Still, there are concerns algorithms may result in trending polarized opinions that create filter bubbles, a concept raised by Eli Pariser, CEO of Upworthy, a website for “meaningful” viral content, to refer to the “personal ecosystem of information that’s been catered by these algorithms.”

While one of the goals of journalism is to provide a marketplace of ideas, it appears the door to this marketplace increasingly is being guarded by an algorithm doorkeeper. But this begs the question: Since human beings have created algorithms, isn’t it disingenuous to place blame on the technology itself and not on its creators?

Who’s watching the watchdog?

In his article, “Bias in algorithmic filtering and personalization”, Engin Bozdag, Privacy by Design Lead at Philips, the Netherlands, writes human beings are the designers of algorithms and they can manually affect results of algorithms. When Facebook fired its human editors whose duties had been writing descriptions for Trending stories and manually adding news to Trending to ensure diversity and inclusiveness, fake news about Fox News host Megyn Kelly was kicked out for endorsing Hillary Clinton immediately trended.

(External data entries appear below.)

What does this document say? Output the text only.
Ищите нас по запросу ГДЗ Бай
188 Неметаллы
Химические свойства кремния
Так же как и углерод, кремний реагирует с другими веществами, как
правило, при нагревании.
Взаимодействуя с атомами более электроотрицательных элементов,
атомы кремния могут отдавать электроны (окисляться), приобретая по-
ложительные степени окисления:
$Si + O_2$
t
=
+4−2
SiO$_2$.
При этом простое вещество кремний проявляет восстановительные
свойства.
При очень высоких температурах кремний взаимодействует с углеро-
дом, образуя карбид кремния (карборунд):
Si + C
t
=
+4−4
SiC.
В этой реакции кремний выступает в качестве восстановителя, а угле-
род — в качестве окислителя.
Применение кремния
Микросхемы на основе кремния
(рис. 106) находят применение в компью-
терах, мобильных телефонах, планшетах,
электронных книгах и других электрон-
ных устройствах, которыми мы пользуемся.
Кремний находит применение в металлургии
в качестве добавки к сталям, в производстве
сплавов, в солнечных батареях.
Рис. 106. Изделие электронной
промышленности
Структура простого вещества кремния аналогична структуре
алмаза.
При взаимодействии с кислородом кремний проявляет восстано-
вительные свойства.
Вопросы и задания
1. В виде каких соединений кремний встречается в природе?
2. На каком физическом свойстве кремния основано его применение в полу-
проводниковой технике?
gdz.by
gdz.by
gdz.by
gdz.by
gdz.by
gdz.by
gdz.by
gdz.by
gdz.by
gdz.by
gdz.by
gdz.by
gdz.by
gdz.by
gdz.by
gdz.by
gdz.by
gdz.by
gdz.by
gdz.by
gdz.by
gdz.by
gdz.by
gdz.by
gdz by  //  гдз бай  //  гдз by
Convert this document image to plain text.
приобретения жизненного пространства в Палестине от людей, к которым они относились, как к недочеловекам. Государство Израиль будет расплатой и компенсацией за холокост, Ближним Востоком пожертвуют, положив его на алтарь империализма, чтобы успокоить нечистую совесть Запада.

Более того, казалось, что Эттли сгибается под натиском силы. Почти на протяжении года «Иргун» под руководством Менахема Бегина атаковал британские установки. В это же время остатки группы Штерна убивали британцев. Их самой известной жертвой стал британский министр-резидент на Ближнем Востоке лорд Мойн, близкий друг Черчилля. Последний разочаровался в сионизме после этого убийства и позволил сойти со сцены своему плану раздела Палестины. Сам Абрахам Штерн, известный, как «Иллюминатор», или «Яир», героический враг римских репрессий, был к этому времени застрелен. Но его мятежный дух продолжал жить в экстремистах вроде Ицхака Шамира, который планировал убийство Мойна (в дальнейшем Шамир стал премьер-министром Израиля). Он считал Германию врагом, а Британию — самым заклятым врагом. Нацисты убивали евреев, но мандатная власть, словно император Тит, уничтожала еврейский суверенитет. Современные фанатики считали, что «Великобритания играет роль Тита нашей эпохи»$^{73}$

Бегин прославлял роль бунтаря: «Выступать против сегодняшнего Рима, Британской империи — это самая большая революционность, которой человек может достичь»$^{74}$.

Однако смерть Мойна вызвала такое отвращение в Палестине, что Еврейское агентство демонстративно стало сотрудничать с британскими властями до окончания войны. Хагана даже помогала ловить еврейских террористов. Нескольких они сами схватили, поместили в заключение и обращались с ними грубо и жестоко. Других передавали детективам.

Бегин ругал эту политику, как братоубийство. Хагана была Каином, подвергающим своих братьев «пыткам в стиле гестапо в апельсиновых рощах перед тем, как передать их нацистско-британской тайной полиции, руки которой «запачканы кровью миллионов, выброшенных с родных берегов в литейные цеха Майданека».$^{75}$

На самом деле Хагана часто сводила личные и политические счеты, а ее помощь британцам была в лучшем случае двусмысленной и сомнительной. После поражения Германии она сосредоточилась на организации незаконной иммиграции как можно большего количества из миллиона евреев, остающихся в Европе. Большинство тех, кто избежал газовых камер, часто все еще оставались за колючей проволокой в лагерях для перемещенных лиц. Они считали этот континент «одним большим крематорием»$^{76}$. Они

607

But as GJR has reported in the past, there are fewer media watchdogs any longer monitoring the marketplace of ideas. The New York Times recently terminated the position of public editor (also called readers’ representative or ombudsman), claiming the position is now superfluous. Other U.S. newspapers had also eliminated this position. Nor are there any longer any news or press councils, citywide or national, left in America. Few news organizations have media reporters or editors, and most “media critics” have gone the way of the dodo bird. And media organizations that even still have media ethics codes are hard pressed to even find them.

With the media’s ethics toolbox all but empty, algorithms, and those who create and monitor them, have become one of the very few arbiters of what’s any longer right or truthful or responsible or fair in the media. That’s scary.

Last year the National Science and Technology Council released the National Artificial Intelligence Research and Development Strategic Plan, providing the guide for future artificial intelligence research and design. One of the strategies is to understand and address the ethical, legal and societal implications of AI. The Plan warns that “many concerns have been voiced about the susceptibility of data-intensive AI algorithms to error and misuse, and the possible ramifications for gender, age, racial, or economic classes.”

Algorithm-driven AI clearly is the trend, and journalism and the media industry are following — and often leading — this trend. Accordingly, it is time to add more ethical reconsideration to the design and use of algorithms in the news and mass media industry.